Gunnison County commissioners prepare Strategic Plan

Goals include a road and bridge ballot issue, wildfire prep and 300 housing units

[  By Katherine Nettles  ]

Gunnison County commissioners are recalibrating their short and mid-term plans for building and maintaining infrastructure, protecting air, water and land quality, addressing public health needs and managing county-run services for their constituents.  During a work session on May 24 commissioners reviewed the current plan and offered their feedback, and a final document will be drafted for approval in an upcoming commissioners meeting. One main question applies to putting a ballot issue forward this year for dedicated road and bridge funding versus waiting a year on it.

The Gunnison County Strategic Plan was first adopted in 2008, and is revised about every two years. Commissioners and county staff participated in a retreat as part of the process as well. “Though many organizations have strategic plans many governmental organizations don’t work their strategic plans really at all,” said county manager Matthew Birnie. “It allows us as leaders in the organization at the staff level to go forth and work. We keep you [commissioners] informed but we know what you want.” 

Birnie reviewed that the county has used the same four priority areas for several years: to ensure sound infrastructure, protect the environment, promote prosperous, collaborative and healthy communities and deliver high quality services. “Many of these priorities could be shifted among those categories,” he said. 

Infrastructure

Within the infrastructure category, commissioners assessed three goals. First they examined the goal of putting a ballot measure forward for road and bridge funding. Birnie said he had wanted to explore redirecting sales tax revenue but concluded after researching it further that this would not suffice. The county cannot spend general fund dollars on such projects based on state law and faces a $1.3 million annual shortfall.

“We really need a source of dedicated funding,” said Birnie. “Before we cut anything we need to give the citizens the opportunity to choose what level of service they want.”

The goal of getting a ballot measure has a two-year timeline to allow for either November 2022 or 2023 as commissioners anticipate other ballot questions coming in this year such as those for the school district, Gunnison fire district, Met Rec or others. 

The other two goals are to complete the Shady Island River Park infrastructure by the end of 2024 and to improve the Gunnison County Fairgrounds as described in the recently updated Fairgrounds Master Plan as previously reported by the Crested Butte News. 

Environment

Commissioners agreed with three goals related to protecting the environment. The first was to continue working with partners to protect water quality and quantities in the Gunnison River Basin through specific measures. The second was to expand conserved private ranchland in the county by 10,200 acres from the 2018 baseline by 2024, “to protect open space, watershed, public lands access and agriculture.” The third goal was to reduce energy use impacts and lower county-wide greenhouse gas emissions by 50% from 2005 levels by the end of 2024, “thereby improving air quality and addressing climate change.”

Community health and prosperity

Under the category of promoting prosperous, collaborative and healthy communities commissioners created five goals. The first is to “build on a welcoming and inclusive organizational culture” by formalizing the county’s commitment to equity, discrimination and inclusion (EDI) in an EDI values statement by the end of 2022. 

Second is promoting various health and human services measures by the end of 2024. These measures related to childhood vaccinations, welfare case success, birth and death record accuracy, responding to food assistance needs and preventing elder abuse. 

The third goal is for the county’s juvenile services department to work toward reducing youth substance use through measurable Choice Pass, family advocacy and early intervention successes by the end of 2024.

The fourth goal is, in that same period, to stabilize and increase early childhood education, childcare and preschool availability. This includes a plan to maximize current capacity and develop a plan to implement universal preschool by the end of 2024.

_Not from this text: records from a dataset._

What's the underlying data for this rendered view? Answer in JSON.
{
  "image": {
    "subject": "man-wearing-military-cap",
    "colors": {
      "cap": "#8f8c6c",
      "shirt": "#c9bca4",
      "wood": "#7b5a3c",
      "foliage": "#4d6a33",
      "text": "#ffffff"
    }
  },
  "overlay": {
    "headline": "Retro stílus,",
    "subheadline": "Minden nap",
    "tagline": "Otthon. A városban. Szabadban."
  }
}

 Last is a goal to capitalize on the current airport facility improvements. This would be done by increasing the airport’s economic impact to the community by 20% (achieving $145 million by the end of 2025) based on the results found in a 2020 CDOT study. This goal would also aim to increase enplanements to 50,000 annually through reducing passenger leakage to other airports and fostering more corporate and general aviation activity.

Services

Commissioners and county staff identified three goals for how to deliver high-quality services: increasing housing, adopting wildfire related measures and establishing a north Gunnison area master plan. 

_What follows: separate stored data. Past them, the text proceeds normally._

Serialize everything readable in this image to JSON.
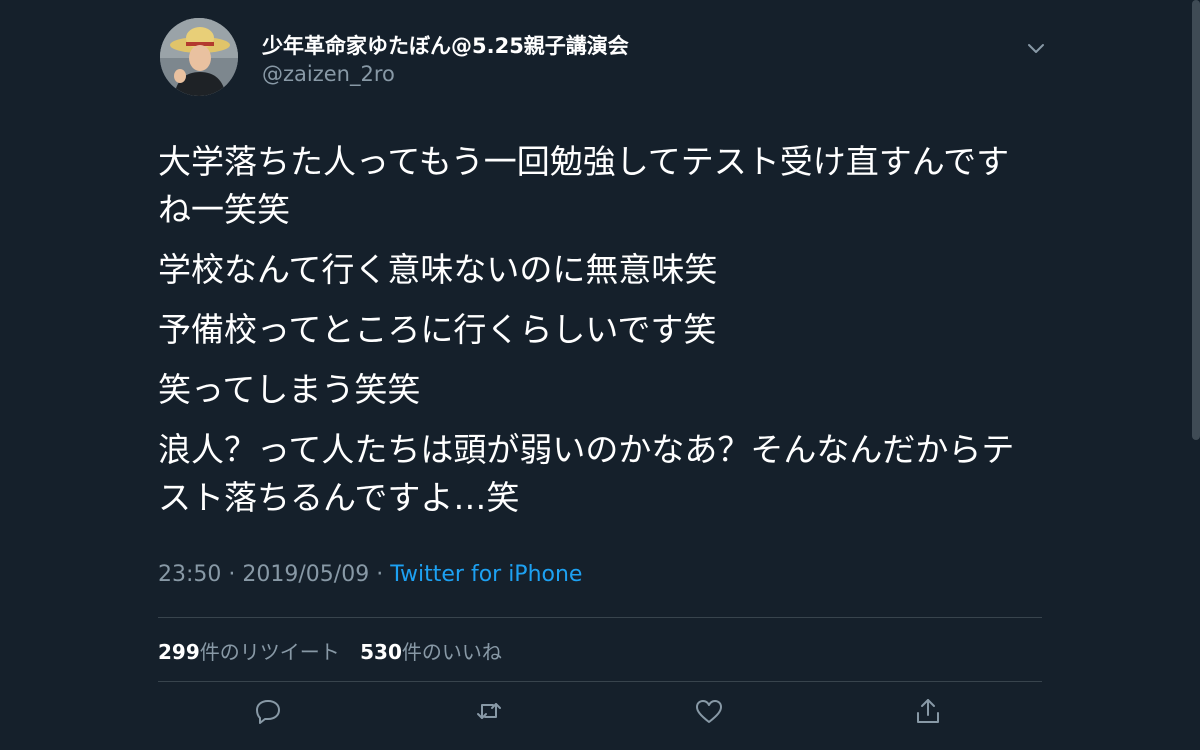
{
  "author": {
    "display_name": "少年革命家ゆたぼん@5.25親子講演会",
    "handle": "@zaizen_2ro"
  },
  "tweet": {
    "paragraphs": [
      "大学落ちた人ってもう一回勉強してテスト受け直すんですね一笑笑",
      "学校なんて行く意味ないのに無意味笑",
      "予備校ってところに行くらしいです笑",
      "笑ってしまう笑笑",
      "浪人？って人たちは頭が弱いのかなあ？そんなんだからテスト落ちるんですよ…笑"
    ]
  },
  "meta": {
    "time": "23:50",
    "separator": "·",
    "date": "2019/05/09",
    "source": "Twitter for iPhone"
  },
  "stats": {
    "retweets_count": "299",
    "retweets_label": "件のリツイート",
    "likes_count": "530",
    "likes_label": "件のいいね"
  },
  "icons": {
    "menu": "chevron-down-icon",
    "reply": "reply-icon",
    "retweet": "retweet-icon",
    "like": "heart-icon",
    "share": "share-icon"
  },
  "colors": {
    "background": "#15202b",
    "text": "#ffffff",
    "secondary": "#8899a6",
    "link": "#1da1f2",
    "divider": "#38444d"
  }
}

First is the goal to facilitate 300 new housing units by 2030. That would be in addition to the 88 units the county expects to have facilitated by the end of 2022. Second is the goal to adopt wildfire risk reduction and mitigation policies to ensure defensible space and ignition resistant structures as wildfire risk increases across the Western Slope.

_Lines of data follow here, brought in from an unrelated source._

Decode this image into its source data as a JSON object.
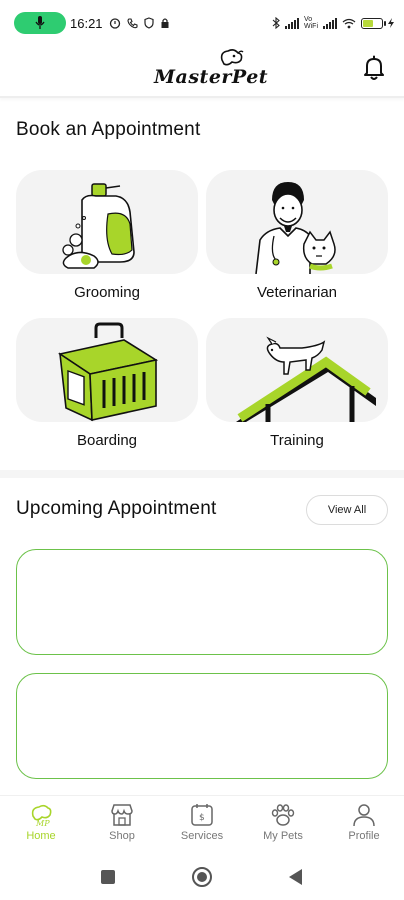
{
  "status_bar": {
    "time": "16:21",
    "network_label": "Vo WiFi",
    "colors": {
      "mic_pill": "#2ecc71",
      "battery_fill": "#b7d93a"
    },
    "icons": [
      "mic-icon",
      "alarm-icon",
      "phone-icon",
      "shield-icon",
      "lock-icon",
      "bluetooth-icon",
      "signal-icon",
      "wifi-icon",
      "battery-icon"
    ]
  },
  "header": {
    "logo_text": "MasterPet",
    "icons": [
      "logo-dog-icon",
      "bell-icon"
    ]
  },
  "book": {
    "title": "Book an Appointment",
    "services": [
      {
        "label": "Grooming",
        "icon": "grooming-illustration"
      },
      {
        "label": "Veterinarian",
        "icon": "veterinarian-illustration"
      },
      {
        "label": "Boarding",
        "icon": "pet-carrier-illustration"
      },
      {
        "label": "Training",
        "icon": "dog-training-illustration"
      }
    ]
  },
  "upcoming": {
    "title": "Upcoming Appointment",
    "view_all_label": "View All",
    "cards": [
      {},
      {}
    ]
  },
  "bottom_nav": {
    "items": [
      {
        "label": "Home",
        "icon": "home-logo-icon",
        "active": true
      },
      {
        "label": "Shop",
        "icon": "shop-icon",
        "active": false
      },
      {
        "label": "Services",
        "icon": "services-icon",
        "active": false
      },
      {
        "label": "My Pets",
        "icon": "paw-icon",
        "active": false
      },
      {
        "label": "Profile",
        "icon": "profile-icon",
        "active": false
      }
    ]
  },
  "theme": {
    "accent": "#a8d52a",
    "card_border": "#6cc24a",
    "card_bg": "#f3f3f3"
  }
}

Third is a goal to establish a north Gunnison Area Master Plan that aligns with the City of Gunnison’s 2030 comprehensive plan by end of 2023.

Feedback

As Birnie reviewed various goals, each department head and the commissioners weighed in. Based on minor adjustments, the document will be tweaked slightly to reflect that and brought back to commissioners for approval in the coming weeks. Goals that were discussed but not necessarily committed to for the current document included commissioner Roland Mason’s request for the addition of short-term rental policy planning, and commissioner Liz Smith’s request for sustainable tourism goals for the future.